There are two distinct seasons in Askira Uba LGA, which has a total area of 2,362 square kilometers or 912 square miles. The rainy season lasts longer than the other and is characterized by exceptionally hot temperatures. Large tracts of dry, arid land are found in the region, which has a semi-arid climate. In Askira Uba, the average temperature is 37 C, and the local humidity is 18%.

=== Clouds ===
Over the course of the year, Askira's average percentage of cloud cover varies significantly based on the season.
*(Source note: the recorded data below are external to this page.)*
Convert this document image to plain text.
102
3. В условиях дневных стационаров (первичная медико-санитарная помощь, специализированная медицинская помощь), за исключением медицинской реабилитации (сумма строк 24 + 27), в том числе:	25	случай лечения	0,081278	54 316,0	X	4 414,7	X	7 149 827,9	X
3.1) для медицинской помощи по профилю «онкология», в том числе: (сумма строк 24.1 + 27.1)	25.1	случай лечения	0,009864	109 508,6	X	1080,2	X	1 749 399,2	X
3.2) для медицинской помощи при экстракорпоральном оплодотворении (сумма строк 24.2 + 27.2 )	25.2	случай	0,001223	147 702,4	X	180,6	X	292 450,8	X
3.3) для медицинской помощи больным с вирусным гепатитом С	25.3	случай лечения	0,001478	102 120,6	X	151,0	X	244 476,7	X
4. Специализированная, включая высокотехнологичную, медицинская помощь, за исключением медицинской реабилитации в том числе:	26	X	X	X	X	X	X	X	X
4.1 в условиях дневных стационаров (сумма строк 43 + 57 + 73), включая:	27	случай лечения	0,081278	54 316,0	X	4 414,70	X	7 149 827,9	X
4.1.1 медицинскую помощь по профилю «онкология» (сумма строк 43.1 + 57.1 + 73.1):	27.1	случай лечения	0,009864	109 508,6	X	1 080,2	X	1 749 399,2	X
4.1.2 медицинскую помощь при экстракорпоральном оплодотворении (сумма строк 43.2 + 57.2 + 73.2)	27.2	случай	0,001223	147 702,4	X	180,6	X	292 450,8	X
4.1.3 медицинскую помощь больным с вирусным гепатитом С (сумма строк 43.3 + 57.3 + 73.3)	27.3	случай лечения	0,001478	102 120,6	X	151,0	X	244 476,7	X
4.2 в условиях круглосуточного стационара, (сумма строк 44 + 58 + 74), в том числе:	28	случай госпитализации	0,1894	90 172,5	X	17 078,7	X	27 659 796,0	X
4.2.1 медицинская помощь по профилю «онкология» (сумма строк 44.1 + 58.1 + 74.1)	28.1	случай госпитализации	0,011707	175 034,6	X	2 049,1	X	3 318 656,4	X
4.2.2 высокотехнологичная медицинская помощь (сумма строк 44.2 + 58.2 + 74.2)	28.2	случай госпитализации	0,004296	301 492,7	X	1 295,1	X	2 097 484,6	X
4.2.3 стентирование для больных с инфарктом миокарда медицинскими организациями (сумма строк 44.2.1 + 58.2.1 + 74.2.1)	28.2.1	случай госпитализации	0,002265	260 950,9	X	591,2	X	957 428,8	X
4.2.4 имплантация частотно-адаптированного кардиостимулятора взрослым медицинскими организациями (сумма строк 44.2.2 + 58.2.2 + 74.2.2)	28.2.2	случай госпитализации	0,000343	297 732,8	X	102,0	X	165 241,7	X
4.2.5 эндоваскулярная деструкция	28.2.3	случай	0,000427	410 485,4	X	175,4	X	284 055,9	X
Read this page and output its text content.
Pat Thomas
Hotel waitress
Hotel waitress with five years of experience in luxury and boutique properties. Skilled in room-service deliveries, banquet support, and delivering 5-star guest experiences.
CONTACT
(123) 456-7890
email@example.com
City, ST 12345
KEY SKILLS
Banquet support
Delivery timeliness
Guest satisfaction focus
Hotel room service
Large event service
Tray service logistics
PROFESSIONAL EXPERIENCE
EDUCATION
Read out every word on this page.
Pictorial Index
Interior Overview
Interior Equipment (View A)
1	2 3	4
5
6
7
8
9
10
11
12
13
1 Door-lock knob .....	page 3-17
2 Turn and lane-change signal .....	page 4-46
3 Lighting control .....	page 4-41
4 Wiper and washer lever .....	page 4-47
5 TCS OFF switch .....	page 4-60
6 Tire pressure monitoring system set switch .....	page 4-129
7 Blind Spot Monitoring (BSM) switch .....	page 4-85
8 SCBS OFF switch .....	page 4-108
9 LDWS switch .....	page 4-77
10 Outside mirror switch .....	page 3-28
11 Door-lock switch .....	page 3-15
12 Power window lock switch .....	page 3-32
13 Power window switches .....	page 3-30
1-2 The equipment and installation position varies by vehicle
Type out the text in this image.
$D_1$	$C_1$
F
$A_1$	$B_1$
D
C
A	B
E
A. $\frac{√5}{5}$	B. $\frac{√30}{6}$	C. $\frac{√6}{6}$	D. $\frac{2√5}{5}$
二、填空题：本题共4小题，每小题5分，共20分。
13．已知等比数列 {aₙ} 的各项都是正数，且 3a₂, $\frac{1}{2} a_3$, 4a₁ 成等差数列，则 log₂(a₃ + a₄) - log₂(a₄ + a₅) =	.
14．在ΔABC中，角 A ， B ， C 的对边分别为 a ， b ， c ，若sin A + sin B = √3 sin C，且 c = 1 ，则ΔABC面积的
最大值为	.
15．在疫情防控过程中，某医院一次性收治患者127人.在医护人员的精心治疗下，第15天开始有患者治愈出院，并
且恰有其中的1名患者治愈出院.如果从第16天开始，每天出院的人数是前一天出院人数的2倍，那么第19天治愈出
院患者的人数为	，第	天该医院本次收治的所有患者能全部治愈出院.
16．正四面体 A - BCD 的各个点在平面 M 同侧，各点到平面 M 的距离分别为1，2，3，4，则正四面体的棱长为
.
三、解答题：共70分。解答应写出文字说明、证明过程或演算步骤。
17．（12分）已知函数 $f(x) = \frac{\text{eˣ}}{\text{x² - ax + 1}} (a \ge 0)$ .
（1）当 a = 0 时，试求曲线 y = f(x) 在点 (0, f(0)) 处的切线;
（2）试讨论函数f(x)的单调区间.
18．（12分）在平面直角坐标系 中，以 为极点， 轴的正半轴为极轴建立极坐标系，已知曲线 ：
In Askira, the clearer season lasts about 4.4 months, starting around October 26 and ending around March 6. January is the clearest month of the year in Askira, with the sky being clear, mostly clear, or partly cloudy 58% of the time on average. The cloudier portion of the year lasts about 7.6 months, from around March 6 to October 26. In Askira, May is the cloudiest month of the year, with the sky being overcast or mostly cloudy 75% of the time on average.